Flat-foot - Pes Valgus


Flat-footedness is a number of different conditions all caused by the absence of the arch in the foot. The front of the foot is turned outwards. The outer edge is further out than the lateral malleol.

There is a distinction between a mobile and a rigid flat. In the mobile state the foot arch will appear when the patient is standing on his toes. In the rigid state the arch does not even appear when there is no strain on the foot.

The causes of flat-foot can be

A. Idiopathic (unknown)
B. Too short an Achilles tendon
C. Muscular tibialis posterior
D. Polio
E. Rheumatoid arthritis
F. Injury
G. Coaliton
H. Fibrous rigidity.

A. 
The idiopathic condition, as the name indicates, is of unknown cause. It is often a milder case of flat-foot that will not give trouble later in life. 

B.
The foreshortened Achilles tendon is the most serious. In a few years it can turn a mobile foot into a rigid one with subsequent problems in running and walking. In the first years of a child's life there is degradation of the medial ligaments of the foot from the navicular bone to the metatarsus. Extension of the ligaments is permanent. The foot cannot be re-stationed later. It will continue to fall back into the valgus position. It is therefore important for the condition to be discovered as soon as possible in order for appropriate treatment to be begun.

This condition is observed when the foot cannot be placed at a right angle with the leg stretched and the foot slightly in adduction ad supination.

If this condition is discovered before any irreversible damage is done, positive results can be obtained by both conservative and operative methods.

Conservative: Treatment should consist of raising the heel so that the foot is not forced into the valgus position. Often it is a matter of a rise of 2-3 centimetres. When the foot is kept in this position, it is unnecessary to adjust the foot arch later on. Correct design can make it almost invisible to others. This cosmetic consideration is especially important to the young.

Operative: Treatment by this means consists of elongation of the Achilles tendon. Similarly a 2-3 centimetre elongation is to be aimed for. As with conservative treatment adjustment of the arch is unnecessary later on.
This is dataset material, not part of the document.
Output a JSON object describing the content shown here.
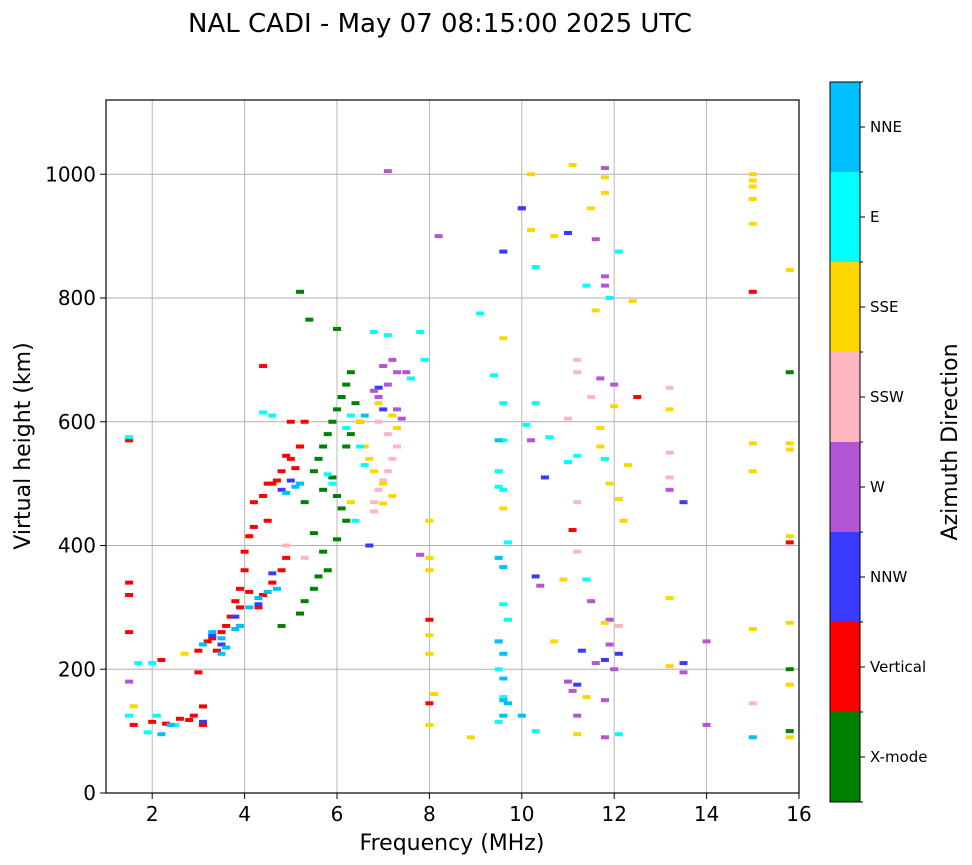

It is often difficult to get a satisfactory balance between footwear and arch support. This calls for intensive work by al the therapists involved.

C.
Inadequate functioning of the musculus tibialis posterior is the most common form of flat-footedness. In some it is congenital. Others acquire it at other stages in life.

It shows itself as the foot sinks in the standing position and patients begin to walk "Chaplin"-like. Asked to stand on their toes it is only with difficulty that they can manage to show an arch.

Those who later in life rupture an arch cannot show an arch at all.

 

 
L. Schoite modification. R. Standard support.

 


L. Schoite modification. R. Standard support.

L. Standard support. R. Schoite modification.


L. Standard support. R. Schoite modification.

Treatment is a Schoite modified arch support. 

Standard arch supports are unable to support the foot adequately. If the feet are adjusted sufficiently, normal athletic running is possible at normal speeds.

D.
In the case of polio none of the muscles maintaining the foot arch work causing it to fall down. Foot orthosis can be performed, the normal position of the bones in the foot maintained preventing wrong positions and possible associated pain.

E.
Rheumatoid arthritis causes the ligaments in the foot to become too weak and the resultant slipping apart of the bones. At the same time pain, when moving the foot, causes immobility of the articuli in the foot which therefore weaken. Treatment consists of individually designed supports to relieve the pressure on the foot. This can be performed by a podiatrist.

F.
Injuries, either to the ligaments and muscles in the foot or to the nerves leading to the foot, can cause flat-footedness. In such cases treatment should be directed at the incorrect foot positions by individually designed supports and by orthosis.

G. 
Coalition of the bones in the foot can be treated by removing the coalition operatively.

H.
Fibrous rigidity flat-foot is a combination of different conditions characterised by the foot no longer being able to produce an arch when standing on tiptoes.

It causes different conditions, one of which is osteorthosis in the tarso-metatarsal joints. This is difficult to treat. Early treatment should be considered whilst the foot is still redressible.

Pain is found commonly in the lateral malleol (impingement), or in the medial malleol (distraction of ligament). Both conditions can often be helped with a shock-absorbing arch support.